そして、体から大きく力が抜けてしまう。抱き締められているので倒れる心配はない。
――殿下が婚約破棄を告げておきながら私を非難しなかったのも、瞳の色が優しかったのも、全てが芝居だったからね……
ヨーデルはメリッサからヴァイオレットを守る為にあの本の主人公と同じ行動を起こした。主人公の愛する人と同じ気持ちをヴァイオレットがヨーデルに抱いていたと聞かれれば返答に困るがその結末まで同じになっては堪らない。誤解が解けても、主人公に騙されていた恋人は主人公を拒み、拒まれた主人公は恋人を閉じ込め一方的に愛しつづけた。「ヴァイオレット」と耳元で甘く囁いたヨーデルに押し倒された。顔を真っ赤にする暇もないヴァイオレットが慌てて「殿下っ」と体を押そうとするも。

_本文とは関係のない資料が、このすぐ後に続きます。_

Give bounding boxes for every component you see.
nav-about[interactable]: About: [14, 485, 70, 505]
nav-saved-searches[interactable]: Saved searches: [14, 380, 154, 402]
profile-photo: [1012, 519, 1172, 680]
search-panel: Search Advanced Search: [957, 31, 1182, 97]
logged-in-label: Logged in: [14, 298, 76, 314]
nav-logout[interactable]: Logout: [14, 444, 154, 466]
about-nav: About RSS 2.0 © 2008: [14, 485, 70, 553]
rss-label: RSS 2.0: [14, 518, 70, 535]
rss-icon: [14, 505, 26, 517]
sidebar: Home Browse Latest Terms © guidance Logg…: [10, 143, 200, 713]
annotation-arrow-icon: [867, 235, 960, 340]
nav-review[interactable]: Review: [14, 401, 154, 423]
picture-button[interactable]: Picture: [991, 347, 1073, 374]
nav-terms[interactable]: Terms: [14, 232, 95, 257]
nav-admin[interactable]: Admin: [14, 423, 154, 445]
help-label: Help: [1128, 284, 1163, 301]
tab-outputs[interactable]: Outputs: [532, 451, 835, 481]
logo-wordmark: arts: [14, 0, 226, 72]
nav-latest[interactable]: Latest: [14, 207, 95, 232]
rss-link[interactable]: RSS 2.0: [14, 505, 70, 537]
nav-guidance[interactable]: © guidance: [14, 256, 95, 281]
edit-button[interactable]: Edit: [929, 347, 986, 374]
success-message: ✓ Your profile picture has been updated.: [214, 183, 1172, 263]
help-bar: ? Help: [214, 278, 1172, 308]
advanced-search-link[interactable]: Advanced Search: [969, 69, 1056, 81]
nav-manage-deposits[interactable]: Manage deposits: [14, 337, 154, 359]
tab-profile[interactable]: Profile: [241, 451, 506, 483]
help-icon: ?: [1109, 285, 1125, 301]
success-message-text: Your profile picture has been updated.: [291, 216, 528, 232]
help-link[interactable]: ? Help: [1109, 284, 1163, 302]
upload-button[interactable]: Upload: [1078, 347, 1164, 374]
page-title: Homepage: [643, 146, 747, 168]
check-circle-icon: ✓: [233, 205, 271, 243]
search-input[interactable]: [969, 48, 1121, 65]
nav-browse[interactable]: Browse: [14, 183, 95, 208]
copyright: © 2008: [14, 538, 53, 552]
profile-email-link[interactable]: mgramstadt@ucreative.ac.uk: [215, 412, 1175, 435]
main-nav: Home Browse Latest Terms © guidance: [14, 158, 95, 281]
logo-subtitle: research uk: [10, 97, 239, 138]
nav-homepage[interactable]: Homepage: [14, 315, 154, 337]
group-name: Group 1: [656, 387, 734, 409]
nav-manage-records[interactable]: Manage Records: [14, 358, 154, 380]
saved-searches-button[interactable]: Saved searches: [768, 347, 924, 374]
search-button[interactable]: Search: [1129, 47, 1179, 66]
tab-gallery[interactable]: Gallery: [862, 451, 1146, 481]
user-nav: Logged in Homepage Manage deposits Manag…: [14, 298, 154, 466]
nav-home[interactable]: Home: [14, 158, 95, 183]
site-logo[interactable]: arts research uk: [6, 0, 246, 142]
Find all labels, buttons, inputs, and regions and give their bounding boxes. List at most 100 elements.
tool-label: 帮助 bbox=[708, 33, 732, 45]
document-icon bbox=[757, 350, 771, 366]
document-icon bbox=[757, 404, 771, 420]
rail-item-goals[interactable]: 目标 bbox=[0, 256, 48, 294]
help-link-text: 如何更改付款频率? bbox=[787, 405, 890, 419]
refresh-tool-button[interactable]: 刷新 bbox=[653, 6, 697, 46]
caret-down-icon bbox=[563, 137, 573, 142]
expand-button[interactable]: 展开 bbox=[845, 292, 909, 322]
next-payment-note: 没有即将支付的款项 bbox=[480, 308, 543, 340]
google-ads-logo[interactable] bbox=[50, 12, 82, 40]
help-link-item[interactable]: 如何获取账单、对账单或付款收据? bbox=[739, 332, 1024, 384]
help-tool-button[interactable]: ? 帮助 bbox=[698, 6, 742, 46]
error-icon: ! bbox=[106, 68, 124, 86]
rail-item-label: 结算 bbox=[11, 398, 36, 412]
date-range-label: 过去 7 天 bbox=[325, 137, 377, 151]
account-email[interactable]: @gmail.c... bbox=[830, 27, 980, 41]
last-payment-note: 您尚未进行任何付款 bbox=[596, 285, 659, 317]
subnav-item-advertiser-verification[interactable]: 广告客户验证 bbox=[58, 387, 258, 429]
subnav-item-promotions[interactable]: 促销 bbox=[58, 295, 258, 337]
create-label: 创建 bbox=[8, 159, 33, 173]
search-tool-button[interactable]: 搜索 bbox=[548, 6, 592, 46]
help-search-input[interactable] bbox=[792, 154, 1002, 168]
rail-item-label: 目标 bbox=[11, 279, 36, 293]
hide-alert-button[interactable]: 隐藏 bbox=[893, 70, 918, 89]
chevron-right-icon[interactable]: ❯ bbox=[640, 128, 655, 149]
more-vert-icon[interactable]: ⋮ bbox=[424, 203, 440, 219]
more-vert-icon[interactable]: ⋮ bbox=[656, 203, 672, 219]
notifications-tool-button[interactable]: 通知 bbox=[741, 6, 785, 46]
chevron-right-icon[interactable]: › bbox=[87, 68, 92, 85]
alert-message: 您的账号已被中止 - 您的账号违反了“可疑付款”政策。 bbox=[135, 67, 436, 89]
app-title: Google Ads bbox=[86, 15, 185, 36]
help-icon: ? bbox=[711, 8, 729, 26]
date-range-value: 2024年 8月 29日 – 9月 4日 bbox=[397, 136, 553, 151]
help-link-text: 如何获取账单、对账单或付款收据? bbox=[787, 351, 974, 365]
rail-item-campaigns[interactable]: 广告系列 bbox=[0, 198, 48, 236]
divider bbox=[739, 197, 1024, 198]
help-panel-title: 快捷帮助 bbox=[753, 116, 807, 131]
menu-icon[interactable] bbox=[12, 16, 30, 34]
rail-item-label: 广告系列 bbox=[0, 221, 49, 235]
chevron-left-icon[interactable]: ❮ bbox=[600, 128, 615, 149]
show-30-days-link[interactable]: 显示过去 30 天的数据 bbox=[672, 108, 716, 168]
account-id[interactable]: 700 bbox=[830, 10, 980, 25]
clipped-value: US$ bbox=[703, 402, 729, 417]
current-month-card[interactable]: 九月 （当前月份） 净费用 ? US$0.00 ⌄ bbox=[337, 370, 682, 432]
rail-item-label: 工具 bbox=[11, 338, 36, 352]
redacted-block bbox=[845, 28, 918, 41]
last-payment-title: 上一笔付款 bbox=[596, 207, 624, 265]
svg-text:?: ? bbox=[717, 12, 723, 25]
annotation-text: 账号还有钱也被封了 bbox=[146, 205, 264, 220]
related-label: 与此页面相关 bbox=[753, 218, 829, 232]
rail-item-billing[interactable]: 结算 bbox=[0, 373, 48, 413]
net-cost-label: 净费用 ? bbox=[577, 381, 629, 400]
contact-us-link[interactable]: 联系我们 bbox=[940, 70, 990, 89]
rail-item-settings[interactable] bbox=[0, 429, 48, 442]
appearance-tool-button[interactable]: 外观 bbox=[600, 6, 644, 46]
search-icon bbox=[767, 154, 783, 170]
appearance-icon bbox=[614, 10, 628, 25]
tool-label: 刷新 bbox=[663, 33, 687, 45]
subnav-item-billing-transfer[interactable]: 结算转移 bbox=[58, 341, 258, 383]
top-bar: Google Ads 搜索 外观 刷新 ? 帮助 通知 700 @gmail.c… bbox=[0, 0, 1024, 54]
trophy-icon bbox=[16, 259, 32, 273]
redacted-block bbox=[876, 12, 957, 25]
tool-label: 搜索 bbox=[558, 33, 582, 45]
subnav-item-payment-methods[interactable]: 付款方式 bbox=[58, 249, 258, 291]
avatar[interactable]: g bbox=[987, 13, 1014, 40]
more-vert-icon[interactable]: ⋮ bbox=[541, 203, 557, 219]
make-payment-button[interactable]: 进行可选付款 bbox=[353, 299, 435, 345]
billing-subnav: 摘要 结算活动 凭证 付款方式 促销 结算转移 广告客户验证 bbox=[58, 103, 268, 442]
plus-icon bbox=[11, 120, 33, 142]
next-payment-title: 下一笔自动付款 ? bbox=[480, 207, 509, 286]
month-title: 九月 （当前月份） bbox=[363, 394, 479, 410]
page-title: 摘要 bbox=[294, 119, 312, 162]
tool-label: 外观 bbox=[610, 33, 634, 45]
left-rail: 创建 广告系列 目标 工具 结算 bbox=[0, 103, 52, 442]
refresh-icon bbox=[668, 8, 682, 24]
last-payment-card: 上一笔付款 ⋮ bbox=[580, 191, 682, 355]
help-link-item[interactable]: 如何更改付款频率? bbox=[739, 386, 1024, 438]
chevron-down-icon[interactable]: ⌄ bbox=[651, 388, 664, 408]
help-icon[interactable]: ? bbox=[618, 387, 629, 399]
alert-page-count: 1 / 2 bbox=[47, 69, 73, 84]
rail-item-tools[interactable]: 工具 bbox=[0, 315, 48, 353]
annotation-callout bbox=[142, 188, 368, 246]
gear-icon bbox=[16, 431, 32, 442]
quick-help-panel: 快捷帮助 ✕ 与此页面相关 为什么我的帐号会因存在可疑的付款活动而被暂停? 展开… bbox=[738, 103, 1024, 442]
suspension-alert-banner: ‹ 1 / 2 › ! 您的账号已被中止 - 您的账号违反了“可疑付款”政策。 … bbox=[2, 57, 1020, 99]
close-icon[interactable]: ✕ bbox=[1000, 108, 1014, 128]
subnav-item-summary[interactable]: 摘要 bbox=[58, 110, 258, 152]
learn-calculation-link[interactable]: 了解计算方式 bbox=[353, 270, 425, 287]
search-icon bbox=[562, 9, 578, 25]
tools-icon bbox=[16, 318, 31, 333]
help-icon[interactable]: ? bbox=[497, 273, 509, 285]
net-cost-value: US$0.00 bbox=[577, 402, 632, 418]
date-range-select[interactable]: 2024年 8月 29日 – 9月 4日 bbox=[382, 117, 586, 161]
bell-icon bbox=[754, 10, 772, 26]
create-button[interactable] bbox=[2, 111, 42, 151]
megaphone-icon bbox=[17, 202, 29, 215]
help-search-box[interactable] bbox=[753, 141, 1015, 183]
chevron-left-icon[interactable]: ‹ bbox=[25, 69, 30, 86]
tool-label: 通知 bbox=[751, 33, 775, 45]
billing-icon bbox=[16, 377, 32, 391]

「愛していますよヴァイオレット。私の愛しい人。君は私を受け入れてくれるでしょう?本のような主人公の愚かな恋人と違って」
「嘘と言えど大勢の人の前で婚約破棄を宣言した自覚はありますかっ?」
「ありますよ。でも、全ては愛しい君の為ですよヴァイオレット。……それにね、私はもう限界なんです。やっと君が私を真っ直ぐとその赤い瞳で見てくれた日から……。婚約者のままでは君に手を出せない。だから、一旦婚約を破棄して愛妾にすればいいと思い付きました。愛妾なら君を思う存分に愛することができる。ああっ、私の愛しいヴァイオレット……愛していますよ……」
言っている台詞が滅茶苦茶なのを自分を押し倒している男は理解しているのだろうかと、狂気にも似た悦な瞳で見下ろされたまま口付けを受け、次いでにドレスを脱がしていくヨーデルに軽く現実逃避をしたヴァイオレットは思うのである。
あの少女漫画にこんな展開はない。
ヴァイオレットは断罪される。前世の記憶を取り戻し、必死に破滅の未来を回避しようと奮闘したヴァイオレットはあのパーティーでの断罪で、どれだけ頑張っても物語の強制力からは逃げられないと悟った。
だが、もしも。悪役令嬢が悪役ではなく、主人公が主人公ではない場合、物語はどう動くのか?
もう1つの可能性も視野に入れ行動していれば、少なくともこれから毎日あの小説の恋人のように閉じ込められることはなくても、重たくて大きすぎる愛情を一心に受ける羽目にはならなかった。
ヨーデルとメリッサ、二人に対し――勝手にしなさいよ、という気持ちは遥か彼方へと吹き飛んでいった。